The result was the HASS Technology Catalog, which brings together information about technologies commonly used in our field, enabling animal welfare professionals to locate and assess the best tools to help them improve their organizations and grow their impacts—and to learn from others through real-world case studies.
Many of the group members’ day jobs (we all volunteer our time with the technology working group) involves working to develop, use or maintain technology systems in the animal welfare world. As such, most of us are big believers in an Agile development process that encourages iteration and getting functionality released quickly rather than long-drawn-out planning and development cycles.
With this as a guiding principle, we identified the key features we wanted in a system: There needed to be a way for anyone to easily contribute content; there needed to be a simple interface to search that content; and the system needed to operate on a free platform and not require a lot of our team members’ time to build and maintain.
Relying solely on the free tiers of Airtable and Google sites for the database and front end, respectively, as well as help from some engineers willing to donate their time, we built and delivered a prototype of the catalog in early 2020.
While the list of technologies is an excellent resource, the case studies provide a more detailed overview of how an organization successfully used a system in their lifesaving efforts. These real-life stories can be incredibly valuable to learn what’s working well for others in the field.
Then we got to work using the catalog like any user would, entering as much content as possible to ensure the first version would be useful to both a user looking to browse as well as someone wishing to contribute. We brainstormed an initial list of technologies by topic (i.e., shelter management, adoptions, foster care), divided it up to source additional information about each technology, and added our findings to the catalog, creating a more robust document. What began as a database with about 60 technologies has since doubled in size.

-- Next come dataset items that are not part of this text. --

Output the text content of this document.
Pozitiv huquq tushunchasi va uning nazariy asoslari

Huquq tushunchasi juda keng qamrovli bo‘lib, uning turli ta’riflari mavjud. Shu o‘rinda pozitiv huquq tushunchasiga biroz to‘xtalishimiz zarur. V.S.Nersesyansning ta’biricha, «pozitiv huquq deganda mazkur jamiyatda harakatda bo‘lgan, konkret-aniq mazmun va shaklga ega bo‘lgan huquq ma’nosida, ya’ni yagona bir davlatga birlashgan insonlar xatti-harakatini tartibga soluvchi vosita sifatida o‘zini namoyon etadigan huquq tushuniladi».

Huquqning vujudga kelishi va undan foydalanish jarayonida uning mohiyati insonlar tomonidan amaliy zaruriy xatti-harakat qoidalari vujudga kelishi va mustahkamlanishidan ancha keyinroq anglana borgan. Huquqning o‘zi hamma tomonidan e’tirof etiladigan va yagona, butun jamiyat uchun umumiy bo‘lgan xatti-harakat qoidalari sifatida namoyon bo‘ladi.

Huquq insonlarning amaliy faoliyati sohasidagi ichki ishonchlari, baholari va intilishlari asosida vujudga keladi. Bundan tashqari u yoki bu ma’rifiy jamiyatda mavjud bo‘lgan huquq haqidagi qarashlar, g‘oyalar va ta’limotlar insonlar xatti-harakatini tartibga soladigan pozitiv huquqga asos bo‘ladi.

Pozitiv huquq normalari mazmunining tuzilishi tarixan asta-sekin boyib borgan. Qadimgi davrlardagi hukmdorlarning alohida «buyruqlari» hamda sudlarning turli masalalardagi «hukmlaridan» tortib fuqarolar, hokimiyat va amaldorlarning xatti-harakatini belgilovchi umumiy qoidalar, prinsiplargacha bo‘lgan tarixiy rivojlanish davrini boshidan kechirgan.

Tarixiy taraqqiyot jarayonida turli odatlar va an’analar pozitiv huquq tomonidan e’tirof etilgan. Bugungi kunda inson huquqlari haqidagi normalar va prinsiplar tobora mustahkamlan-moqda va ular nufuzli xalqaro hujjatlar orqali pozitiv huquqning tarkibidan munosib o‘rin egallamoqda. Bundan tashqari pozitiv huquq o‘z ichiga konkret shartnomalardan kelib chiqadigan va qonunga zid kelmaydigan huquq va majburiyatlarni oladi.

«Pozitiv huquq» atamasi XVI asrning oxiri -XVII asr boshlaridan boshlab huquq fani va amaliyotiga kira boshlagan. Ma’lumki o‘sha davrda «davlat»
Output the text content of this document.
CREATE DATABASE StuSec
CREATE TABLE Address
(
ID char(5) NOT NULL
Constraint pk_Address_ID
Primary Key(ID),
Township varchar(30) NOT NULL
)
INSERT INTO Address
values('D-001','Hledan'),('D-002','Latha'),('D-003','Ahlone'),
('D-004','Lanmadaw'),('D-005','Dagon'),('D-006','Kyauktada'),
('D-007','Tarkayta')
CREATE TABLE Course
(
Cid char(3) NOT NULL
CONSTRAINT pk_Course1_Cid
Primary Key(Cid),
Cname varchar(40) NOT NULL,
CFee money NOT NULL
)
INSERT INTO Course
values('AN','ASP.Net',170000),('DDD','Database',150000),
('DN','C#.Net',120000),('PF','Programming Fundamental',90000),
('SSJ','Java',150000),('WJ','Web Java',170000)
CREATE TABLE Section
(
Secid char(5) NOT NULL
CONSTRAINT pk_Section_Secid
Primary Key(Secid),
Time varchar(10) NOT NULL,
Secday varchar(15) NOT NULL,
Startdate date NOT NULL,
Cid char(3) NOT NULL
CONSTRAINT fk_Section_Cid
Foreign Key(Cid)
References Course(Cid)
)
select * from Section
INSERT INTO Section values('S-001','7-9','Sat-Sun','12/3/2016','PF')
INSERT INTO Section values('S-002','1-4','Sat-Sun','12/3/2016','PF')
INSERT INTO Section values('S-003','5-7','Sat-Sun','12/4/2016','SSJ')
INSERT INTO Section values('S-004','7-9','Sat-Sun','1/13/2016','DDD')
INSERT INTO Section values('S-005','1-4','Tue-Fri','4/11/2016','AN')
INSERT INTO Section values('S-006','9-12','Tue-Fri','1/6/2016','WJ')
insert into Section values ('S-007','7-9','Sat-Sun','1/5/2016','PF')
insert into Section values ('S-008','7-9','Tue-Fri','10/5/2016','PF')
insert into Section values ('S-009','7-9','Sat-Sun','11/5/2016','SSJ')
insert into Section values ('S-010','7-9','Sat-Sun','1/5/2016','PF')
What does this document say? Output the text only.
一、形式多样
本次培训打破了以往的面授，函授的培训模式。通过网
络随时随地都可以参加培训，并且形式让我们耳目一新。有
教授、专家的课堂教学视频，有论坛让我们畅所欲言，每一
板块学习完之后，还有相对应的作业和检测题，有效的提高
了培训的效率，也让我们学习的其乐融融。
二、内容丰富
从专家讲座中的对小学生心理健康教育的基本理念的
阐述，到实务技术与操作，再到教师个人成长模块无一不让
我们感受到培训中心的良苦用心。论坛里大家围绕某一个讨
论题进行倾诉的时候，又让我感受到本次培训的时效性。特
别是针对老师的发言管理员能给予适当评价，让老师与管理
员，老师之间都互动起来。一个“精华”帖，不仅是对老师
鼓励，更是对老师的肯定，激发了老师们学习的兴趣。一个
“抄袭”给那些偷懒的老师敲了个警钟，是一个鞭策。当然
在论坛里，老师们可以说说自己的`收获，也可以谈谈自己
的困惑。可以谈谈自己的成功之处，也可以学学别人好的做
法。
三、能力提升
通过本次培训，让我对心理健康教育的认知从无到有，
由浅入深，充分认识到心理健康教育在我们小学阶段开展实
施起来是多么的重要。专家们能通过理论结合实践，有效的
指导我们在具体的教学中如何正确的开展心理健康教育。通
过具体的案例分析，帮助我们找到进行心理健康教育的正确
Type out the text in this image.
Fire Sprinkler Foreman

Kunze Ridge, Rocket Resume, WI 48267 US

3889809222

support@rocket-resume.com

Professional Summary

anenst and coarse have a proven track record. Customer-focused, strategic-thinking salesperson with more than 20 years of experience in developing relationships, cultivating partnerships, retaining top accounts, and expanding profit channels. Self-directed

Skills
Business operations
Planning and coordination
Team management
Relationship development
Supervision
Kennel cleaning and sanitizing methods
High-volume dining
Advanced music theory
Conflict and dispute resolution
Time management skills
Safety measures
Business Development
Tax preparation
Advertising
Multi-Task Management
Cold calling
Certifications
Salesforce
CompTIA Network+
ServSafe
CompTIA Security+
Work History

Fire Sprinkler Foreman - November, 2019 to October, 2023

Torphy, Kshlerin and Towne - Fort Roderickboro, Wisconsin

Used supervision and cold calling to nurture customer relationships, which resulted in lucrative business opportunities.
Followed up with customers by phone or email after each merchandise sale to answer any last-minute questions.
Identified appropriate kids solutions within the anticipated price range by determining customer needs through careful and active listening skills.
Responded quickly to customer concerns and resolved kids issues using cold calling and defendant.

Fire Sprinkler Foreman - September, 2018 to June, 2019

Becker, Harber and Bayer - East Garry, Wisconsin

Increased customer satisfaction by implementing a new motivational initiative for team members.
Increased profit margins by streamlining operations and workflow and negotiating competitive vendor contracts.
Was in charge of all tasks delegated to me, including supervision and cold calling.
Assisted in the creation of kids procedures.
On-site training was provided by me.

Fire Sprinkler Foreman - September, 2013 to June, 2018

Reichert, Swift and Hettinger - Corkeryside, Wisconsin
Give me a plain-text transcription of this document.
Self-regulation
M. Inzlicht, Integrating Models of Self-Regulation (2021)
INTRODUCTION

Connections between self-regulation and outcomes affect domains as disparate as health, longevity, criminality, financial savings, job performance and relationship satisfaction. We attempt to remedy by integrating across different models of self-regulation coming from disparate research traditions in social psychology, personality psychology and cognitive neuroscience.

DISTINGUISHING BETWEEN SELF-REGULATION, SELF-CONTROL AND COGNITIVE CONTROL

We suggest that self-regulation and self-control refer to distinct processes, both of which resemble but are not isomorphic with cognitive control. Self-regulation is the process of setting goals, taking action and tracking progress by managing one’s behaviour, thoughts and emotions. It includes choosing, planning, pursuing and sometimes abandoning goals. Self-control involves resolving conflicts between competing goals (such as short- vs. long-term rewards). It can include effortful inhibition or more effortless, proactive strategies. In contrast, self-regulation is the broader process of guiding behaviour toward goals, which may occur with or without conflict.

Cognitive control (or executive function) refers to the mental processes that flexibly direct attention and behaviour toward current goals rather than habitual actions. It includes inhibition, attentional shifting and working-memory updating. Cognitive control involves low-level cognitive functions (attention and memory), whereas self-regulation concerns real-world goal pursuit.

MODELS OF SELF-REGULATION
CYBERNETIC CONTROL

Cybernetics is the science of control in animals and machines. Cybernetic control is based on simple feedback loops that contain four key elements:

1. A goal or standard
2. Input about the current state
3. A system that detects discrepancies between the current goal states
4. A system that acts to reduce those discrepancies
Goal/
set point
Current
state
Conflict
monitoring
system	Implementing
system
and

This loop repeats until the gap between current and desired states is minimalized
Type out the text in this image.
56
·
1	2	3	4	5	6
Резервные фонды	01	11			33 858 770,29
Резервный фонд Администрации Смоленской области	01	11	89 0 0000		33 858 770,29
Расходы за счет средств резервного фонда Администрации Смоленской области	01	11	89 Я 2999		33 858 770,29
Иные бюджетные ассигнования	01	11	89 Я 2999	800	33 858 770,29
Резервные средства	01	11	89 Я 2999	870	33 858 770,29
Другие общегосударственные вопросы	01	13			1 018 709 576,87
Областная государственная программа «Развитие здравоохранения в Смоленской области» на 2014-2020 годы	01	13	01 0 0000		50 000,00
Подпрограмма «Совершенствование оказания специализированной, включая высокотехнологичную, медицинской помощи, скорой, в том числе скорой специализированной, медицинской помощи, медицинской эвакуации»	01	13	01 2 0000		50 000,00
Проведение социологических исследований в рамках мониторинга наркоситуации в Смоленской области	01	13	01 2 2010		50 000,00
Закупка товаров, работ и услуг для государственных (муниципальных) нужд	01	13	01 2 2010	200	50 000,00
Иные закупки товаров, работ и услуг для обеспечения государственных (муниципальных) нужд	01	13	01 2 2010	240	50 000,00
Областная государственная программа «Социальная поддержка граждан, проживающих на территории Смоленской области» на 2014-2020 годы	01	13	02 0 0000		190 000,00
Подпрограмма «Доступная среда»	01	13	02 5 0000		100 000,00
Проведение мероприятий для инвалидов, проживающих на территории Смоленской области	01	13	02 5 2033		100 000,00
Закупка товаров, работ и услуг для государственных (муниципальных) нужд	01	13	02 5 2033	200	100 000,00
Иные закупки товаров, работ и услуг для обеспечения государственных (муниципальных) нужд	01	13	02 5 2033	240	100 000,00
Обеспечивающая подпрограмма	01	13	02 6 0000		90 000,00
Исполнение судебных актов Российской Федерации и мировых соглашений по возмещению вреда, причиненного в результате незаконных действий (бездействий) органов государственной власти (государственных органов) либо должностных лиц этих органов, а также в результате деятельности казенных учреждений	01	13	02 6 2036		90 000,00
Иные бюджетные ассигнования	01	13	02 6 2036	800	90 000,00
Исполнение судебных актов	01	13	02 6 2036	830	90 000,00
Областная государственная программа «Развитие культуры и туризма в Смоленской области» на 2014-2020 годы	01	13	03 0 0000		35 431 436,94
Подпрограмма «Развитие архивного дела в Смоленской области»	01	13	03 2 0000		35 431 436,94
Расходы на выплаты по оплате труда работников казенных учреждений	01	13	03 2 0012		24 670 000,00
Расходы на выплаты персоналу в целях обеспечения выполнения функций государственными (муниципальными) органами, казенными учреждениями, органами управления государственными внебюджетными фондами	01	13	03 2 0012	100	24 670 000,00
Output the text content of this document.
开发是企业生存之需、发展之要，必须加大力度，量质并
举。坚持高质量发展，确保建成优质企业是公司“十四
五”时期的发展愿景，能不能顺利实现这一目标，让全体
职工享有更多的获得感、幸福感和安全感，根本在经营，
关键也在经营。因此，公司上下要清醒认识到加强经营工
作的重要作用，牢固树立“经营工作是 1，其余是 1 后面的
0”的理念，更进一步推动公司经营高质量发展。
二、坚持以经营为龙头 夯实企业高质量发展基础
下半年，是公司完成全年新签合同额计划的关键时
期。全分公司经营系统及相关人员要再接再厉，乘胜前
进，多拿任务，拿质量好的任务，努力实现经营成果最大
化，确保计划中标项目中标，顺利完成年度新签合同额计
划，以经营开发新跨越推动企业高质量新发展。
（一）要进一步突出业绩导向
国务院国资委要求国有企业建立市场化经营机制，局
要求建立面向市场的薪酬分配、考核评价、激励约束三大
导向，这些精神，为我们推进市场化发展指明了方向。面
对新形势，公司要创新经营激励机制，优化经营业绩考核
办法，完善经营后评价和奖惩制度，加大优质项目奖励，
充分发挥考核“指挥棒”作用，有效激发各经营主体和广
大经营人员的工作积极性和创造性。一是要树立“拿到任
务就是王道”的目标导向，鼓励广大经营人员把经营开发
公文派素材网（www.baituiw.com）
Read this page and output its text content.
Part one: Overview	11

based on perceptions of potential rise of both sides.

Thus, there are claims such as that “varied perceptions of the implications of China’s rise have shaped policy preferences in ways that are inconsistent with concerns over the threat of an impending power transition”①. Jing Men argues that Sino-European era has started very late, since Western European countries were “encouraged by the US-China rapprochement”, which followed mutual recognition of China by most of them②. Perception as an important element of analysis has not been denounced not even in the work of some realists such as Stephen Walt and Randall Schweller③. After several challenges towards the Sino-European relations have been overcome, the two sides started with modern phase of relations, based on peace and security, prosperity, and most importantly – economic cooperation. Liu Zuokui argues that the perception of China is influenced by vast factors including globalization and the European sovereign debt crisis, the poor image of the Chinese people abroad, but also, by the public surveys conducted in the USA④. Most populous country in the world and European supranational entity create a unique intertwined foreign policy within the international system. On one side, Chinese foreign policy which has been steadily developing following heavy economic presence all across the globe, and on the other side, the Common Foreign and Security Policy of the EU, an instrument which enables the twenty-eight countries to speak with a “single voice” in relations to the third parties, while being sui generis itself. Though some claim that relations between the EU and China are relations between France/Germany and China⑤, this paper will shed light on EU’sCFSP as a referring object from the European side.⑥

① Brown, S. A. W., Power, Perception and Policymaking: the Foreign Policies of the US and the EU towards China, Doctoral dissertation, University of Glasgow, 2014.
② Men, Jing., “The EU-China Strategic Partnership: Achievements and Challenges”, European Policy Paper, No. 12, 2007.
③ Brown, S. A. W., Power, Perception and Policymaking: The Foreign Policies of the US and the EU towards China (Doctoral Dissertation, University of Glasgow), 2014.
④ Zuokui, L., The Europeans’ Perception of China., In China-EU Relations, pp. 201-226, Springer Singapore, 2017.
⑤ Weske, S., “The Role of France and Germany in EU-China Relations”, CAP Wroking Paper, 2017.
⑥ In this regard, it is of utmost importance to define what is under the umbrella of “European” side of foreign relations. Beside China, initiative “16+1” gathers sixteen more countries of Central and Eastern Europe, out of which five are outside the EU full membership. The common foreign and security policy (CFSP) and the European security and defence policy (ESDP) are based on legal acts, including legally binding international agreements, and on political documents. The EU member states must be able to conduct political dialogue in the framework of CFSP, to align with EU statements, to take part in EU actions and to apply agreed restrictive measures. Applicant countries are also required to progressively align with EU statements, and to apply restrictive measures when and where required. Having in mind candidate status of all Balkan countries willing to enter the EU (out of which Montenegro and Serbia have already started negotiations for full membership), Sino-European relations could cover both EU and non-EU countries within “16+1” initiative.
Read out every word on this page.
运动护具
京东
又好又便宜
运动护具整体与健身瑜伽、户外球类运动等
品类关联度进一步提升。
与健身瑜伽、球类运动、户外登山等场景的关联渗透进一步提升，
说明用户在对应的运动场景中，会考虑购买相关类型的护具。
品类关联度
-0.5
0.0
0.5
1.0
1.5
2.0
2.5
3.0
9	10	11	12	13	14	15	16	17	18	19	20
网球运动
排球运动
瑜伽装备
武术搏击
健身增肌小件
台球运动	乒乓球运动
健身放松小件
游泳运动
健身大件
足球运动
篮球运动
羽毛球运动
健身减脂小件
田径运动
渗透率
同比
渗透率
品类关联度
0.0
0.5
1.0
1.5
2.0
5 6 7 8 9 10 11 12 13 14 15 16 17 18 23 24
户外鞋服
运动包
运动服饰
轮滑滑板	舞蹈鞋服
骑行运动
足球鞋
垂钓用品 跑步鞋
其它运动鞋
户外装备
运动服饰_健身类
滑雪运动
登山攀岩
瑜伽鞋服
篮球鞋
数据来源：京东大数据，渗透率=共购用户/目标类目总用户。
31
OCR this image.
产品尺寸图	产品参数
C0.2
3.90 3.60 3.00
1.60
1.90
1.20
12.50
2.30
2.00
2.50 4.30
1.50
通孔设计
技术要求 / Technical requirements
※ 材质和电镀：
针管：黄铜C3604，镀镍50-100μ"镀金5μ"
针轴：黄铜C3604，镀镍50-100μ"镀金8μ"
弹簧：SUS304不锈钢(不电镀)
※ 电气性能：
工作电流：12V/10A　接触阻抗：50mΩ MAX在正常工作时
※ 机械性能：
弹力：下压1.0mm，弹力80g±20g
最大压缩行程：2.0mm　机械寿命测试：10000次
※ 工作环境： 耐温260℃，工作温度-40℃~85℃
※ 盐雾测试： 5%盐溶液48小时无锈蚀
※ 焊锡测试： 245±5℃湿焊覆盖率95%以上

In the current version of the catalog, users can:
- Browse technologies by topic and access the information researched by the working group volunteers, as well as any submitted case studies.
- Submit technology for inclusion in the catalog, providing data points such as a brief description and pricing model, as well as a review.
- Submit a case study to share an experience with a particular technology.
- Request a change to ensure that as technologies develop, contacts change and the world turns, so does the catalog!
With over 120 technologies cataloged, we continue to invite new submissions and are especially eager to have organizations or vendors with a partner organization submit case studies. While the list of technologies is an excellent resource, the case studies provide a more detailed overview of how an organization successfully used a system in their lifesaving efforts. These real-life stories can be incredibly valuable to learn what’s working well for others in the field.
We’re currently looking for external engineering support to help us take the catalog to its next major iteration. A few major enhancements we’re considering include enhancing the user experience by improving the look and feel of the catalog, adding a simple rating system, and creating a quick self-assessment that organizations can use to determine whether a technology is the right fit.
Right now, the best, most helpful ways animal welfare professionals can support the growth of the catalog are by viewing or contributing. Engagement with the tool and increased traffic will help us learn how it can evolve to become even more useful over time and better support organizations like yours.